Ian Gittler - Motor Art

November 10, 2010 - January 5, 2011

The Robin Rice Gallery announces “MOTOR ART” an exhibition of photographs by Ian Gittler. An opening reception will be held on November 10, 2010 from 5:30pm to 8:30pm. The show runs through January 5, 2011.

Ian Gittler’s Motor Art series-photographs of century-old engine parts, gears, sparkplugs, and brand tags-offers respite from the digital fetishism, overexposure and one-hundred-forty-character bursts of communication that seem to define our era. Gittler is no luddite, he loves his iPhone. But these images, often obscuring the objects beyond identification, take unsentimental pleasure in elements of weight, ground, volume and permanence that are more closely associated with a bygone heyday of industrialization.

These photographs are about a tangible physical experience, about moving parts. Gittler’s expert printing-his ability to see the potential in a frame and employ the techniques necessary to articulate that vision on paper-brings the work to life.

There’s wit in the brand iconography and a documentary component, but Gittler resists prescribing interpretations, saying subtext isn’t the point. His use of extremely shallow depth of field, intense contrast and exploded grain is muscular and poetic. But subtext is relevant. “IDEAL,” the invitation photograph, features a 1.5 horsepower lawnmower engine manufactured in 1924 that still works. And the brand name-Ideal-speaks to an attitude about fabrication and manufacture linking principles and pride with durability and sustained performance that seems like an anachronism today.
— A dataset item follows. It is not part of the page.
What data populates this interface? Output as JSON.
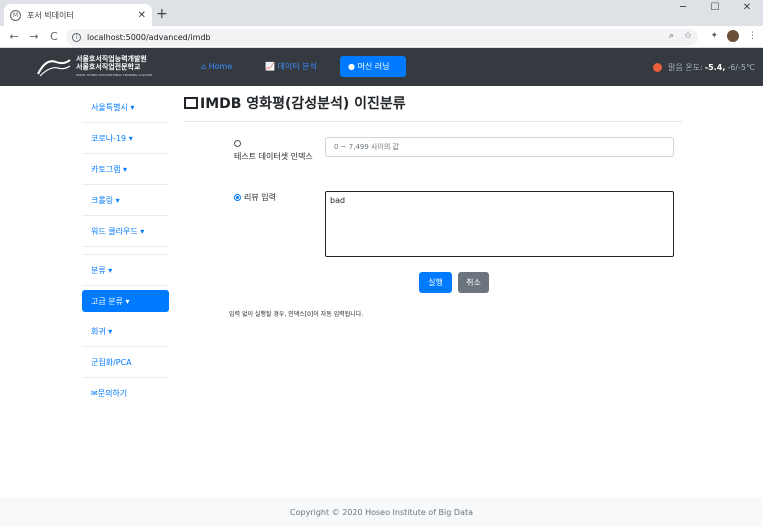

Although Robin Rice first approached Ian Gittler about his vector-based art on photo paper, the gallerist challenged him to create a series of photographs with that kind of machismo. As a native New Yorker who was marched through the halls of MOMA as a toddler, Gittler’s inspiration-his idea of macho-has less to do with cowboys and racecar drivers than with Franz Kline brushstrokes and modernist design. For Gittler, macho means the maximum amount of black ink that can lie across a sheet of photo paper. That kind of force. He narrowed his field of view for this series-often to a centimeter or two-in order to achieve a purely visual, visceral response.

Gittler titled the work Motor Art in tribute to the 1934 Museum of Modern Art exhibit, Machine Art. Upon its sixtieth anniversary, Phillip Johnson wrote of the show (and of his own essay for its original opening), “The thrust was clear: anti-handicraft, industrial methods alone satisfied our age; Platonic dreams of perfection were the ideal.”

Ian Gittler photographs, draws, writes, and makes music. He has created album covers for Willie Nelson, Roy Hargrove and Aerosmith, travel essays and advertising. Gittler received particular acclaim for Pornstar (Simon & Schuster ‘99), a critical documentary about the pornographic film industry, which he photographed, wrote, and designed. The book was excerpted in Rolling Stone and featured as a U.S. News & World Report cover story. Gittler, a master printer, spent part of his early career overseeing exhibition, advertising, and editorial printing for several legendary photographers. Gittler is a graduate of Bennington College. Recently he’s been lecturing and teaching at Parsons and ICP.